The more you try to not think about a secret you are holding on to, the more energy and brain space it seems to take up. A really big secret can actually wear your resistance down there by leaving you vulnerable to illness.
Studies show that teenagers who have the ability to confide in someone, have less instants of depression, loneliness, anger, aggression, and are generally happier. Sharing the burden helps share the anxiety of keeping a secret especially if it is a whopper.
Gossip and sharing others titillating secrets has become a national pastime and an industry in itself. Think shows like Entertainment Tonight, magazines such as the National Enquirer and for a less celebrity slant, how about WikiLeaks.
Modern culture craves the confidential, the exposed, the fall from grace stories. It’s like witnessing a car wreck and not being able to look away. We have become voyeur’s to other peoples secrets.
So what does it take to keep a secret? Well the most important trait is honour. The ability to give your word that you will not divulge the information that is being entrusted to you.
The second most important trait is trust. When another person confides in you it is because they feel there is a level of trust between you. Sharing their secret with someone else betrays that trust and you may very well irreparably damage that relationship. So be sure you are up to the task and be honest to the other person if you are not.
I would have no problem sharing a secret if the information given to me indicated that the person was about to harm themselves or another. That kind of secret is really a cry for help and needs to be addressed as such.

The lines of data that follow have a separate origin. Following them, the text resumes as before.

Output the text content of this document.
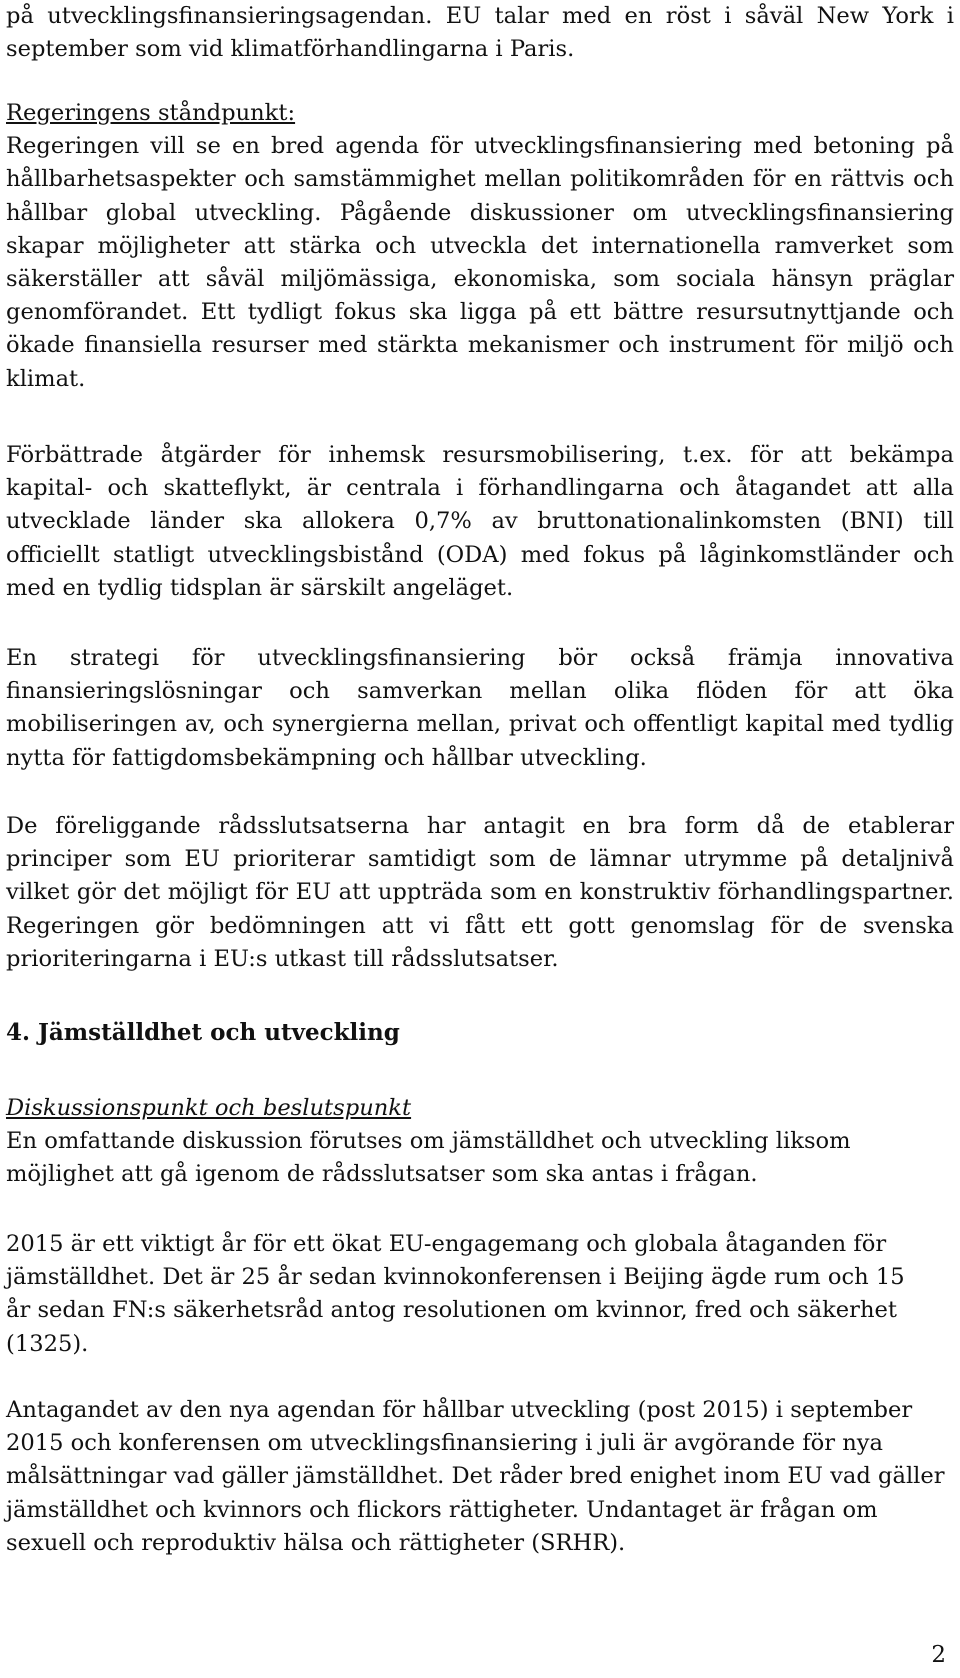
på utvecklingsfinansieringsagendan. EU talar med en röst i såväl New York i september som vid klimatförhandlingarna i Paris.

Regeringens ståndpunkt:

Regeringen vill se en bred agenda för utvecklingsfinansiering med betoning på hållbarhetsaspekter och samstämmighet mellan politikområden för en rättvis och hållbar global utveckling. Pågående diskussioner om utvecklingsfinansiering skapar möjligheter att stärka och utveckla det internationella ramverket som säkerställer att såväl miljömässiga, ekonomiska, som sociala hänsyn präglar genomförandet. Ett tydligt fokus ska ligga på ett bättre resursutnyttjande och ökade finansiella resurser med stärkta mekanismer och instrument för miljö och klimat.

Förbättrade åtgärder för inhemsk resursmobilisering, t.ex. för att bekämpa kapital- och skatteflykt, är centrala i förhandlingarna och åtagandet att alla utvecklade länder ska allokera 0,7% av bruttonationalinkomsten (BNI) till officiellt statligt utvecklingsbistånd (ODA) med fokus på låginkomstländer och med en tydlig tidsplan är särskilt angeläget.

En strategi för utvecklingsfinansiering bör också främja innovativa finansieringslösningar och samverkan mellan olika flöden för att öka mobiliseringen av, och synergierna mellan, privat och offentligt kapital med tydlig nytta för fattigdomsbekämpning och hållbar utveckling.

De föreliggande rådsslutsatserna har antagit en bra form då de etablerar principer som EU prioriterar samtidigt som de lämnar utrymme på detaljnivå vilket gör det möjligt för EU att uppträda som en konstruktiv förhandlingspartner. Regeringen gör bedömningen att vi fått ett gott genomslag för de svenska prioriteringarna i EU:s utkast till rådsslutsatser.

4. Jämställdhet och utveckling

Diskussionspunkt och beslutspunkt

En omfattande diskussion förutses om jämställdhet och utveckling liksom möjlighet att gå igenom de rådsslutsatser som ska antas i frågan.

2015 är ett viktigt år för ett ökat EU-engagemang och globala åtaganden för jämställdhet. Det är 25 år sedan kvinnokonferensen i Beijing ägde rum och 15 år sedan FN:s säkerhetsråd antog resolutionen om kvinnor, fred och säkerhet (1325).

Antagandet av den nya agendan för hållbar utveckling (post 2015) i september 2015 och konferensen om utvecklingsfinansiering i juli är avgörande för nya målsättningar vad gäller jämställdhet. Det råder bred enighet inom EU vad gäller jämställdhet och kvinnors och flickors rättigheter. Undantaget är frågan om sexuell och reproduktiv hälsa och rättigheter (SRHR).

2
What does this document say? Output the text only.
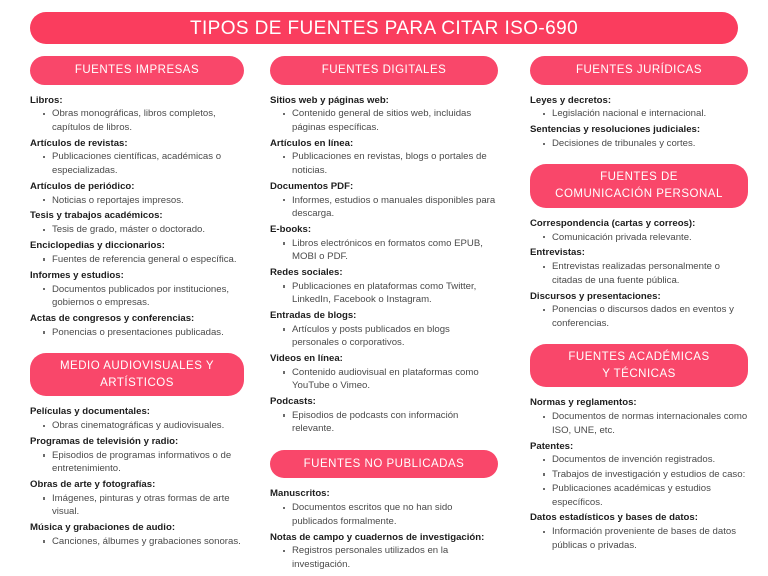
TIPOS DE FUENTES PARA CITAR ISO-690
FUENTES IMPRESAS

Libros:

Obras monográficas, libros completos, capítulos de libros.

Artículos de revistas:

Publicaciones científicas, académicas o especializadas.

Artículos de periódico:

Noticias o reportajes impresos.

Tesis y trabajos académicos:

Tesis de grado, máster o doctorado.

Enciclopedias y diccionarios:

Fuentes de referencia general o específica.

Informes y estudios:

Documentos publicados por instituciones, gobiernos o empresas.

Actas de congresos y conferencias:

Ponencias o presentaciones publicadas.
MEDIO AUDIOVISUALES Y
ARTÍSTICOS

Películas y documentales:

Obras cinematográficas y audiovisuales.

Programas de televisión y radio:

Episodios de programas informativos o de entretenimiento.

Obras de arte y fotografías:

Imágenes, pinturas y otras formas de arte visual.

Música y grabaciones de audio:

Canciones, álbumes y grabaciones sonoras.
FUENTES DIGITALES

Sitios web y páginas web:

Contenido general de sitios web, incluidas páginas específicas.

Artículos en línea:

Publicaciones en revistas, blogs o portales de noticias.

Documentos PDF:

Informes, estudios o manuales disponibles para descarga.

E-books:

Libros electrónicos en formatos como EPUB, MOBI o PDF.

Redes sociales:

Publicaciones en plataformas como Twitter, LinkedIn, Facebook o Instagram.

Entradas de blogs:

Artículos y posts publicados en blogs personales o corporativos.

Videos en línea:

Contenido audiovisual en plataformas como YouTube o Vimeo.

Podcasts:

Episodios de podcasts con información relevante.
FUENTES NO PUBLICADAS

Manuscritos:

Documentos escritos que no han sido publicados formalmente.

Notas de campo y cuadernos de investigación:

Registros personales utilizados en la investigación.
FUENTES JURÍDICAS

Leyes y decretos:

Legislación nacional e internacional.

Sentencias y resoluciones judiciales:

Decisiones de tribunales y cortes.
FUENTES DE
COMUNICACIÓN PERSONAL

Correspondencia (cartas y correos):

Comunicación privada relevante.

Entrevistas:

Entrevistas realizadas personalmente o citadas de una fuente pública.

Discursos y presentaciones:

Ponencias o discursos dados en eventos y conferencias.
FUENTES ACADÉMICAS
Y TÉCNICAS

Normas y reglamentos:

Documentos de normas internacionales como ISO, UNE, etc.

Patentes:

Documentos de invención registrados.
Trabajos de investigación y estudios de caso:
Publicaciones académicas y estudios específicos.

Datos estadísticos y bases de datos:

Información proveniente de bases de datos públicas o privadas.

We live at a time when information is easily obtained. Having a secret has become harder and harder to keep that way. Personal information is out there on the web. We Facebook our day to day activities, we bank online, we even file our taxes online, there is not much left out there to keep secret.
So when you are given a piece of information that requires your utmost discretion, understand that someone has taken you into their confidence, it is an honour, they are trusting you. Put a mental lock on this knowledge, file it away, even forget about it if you must, until such time as it is ok to release it because secrets rarely go to the grave anymore. Who will tell, will it be you?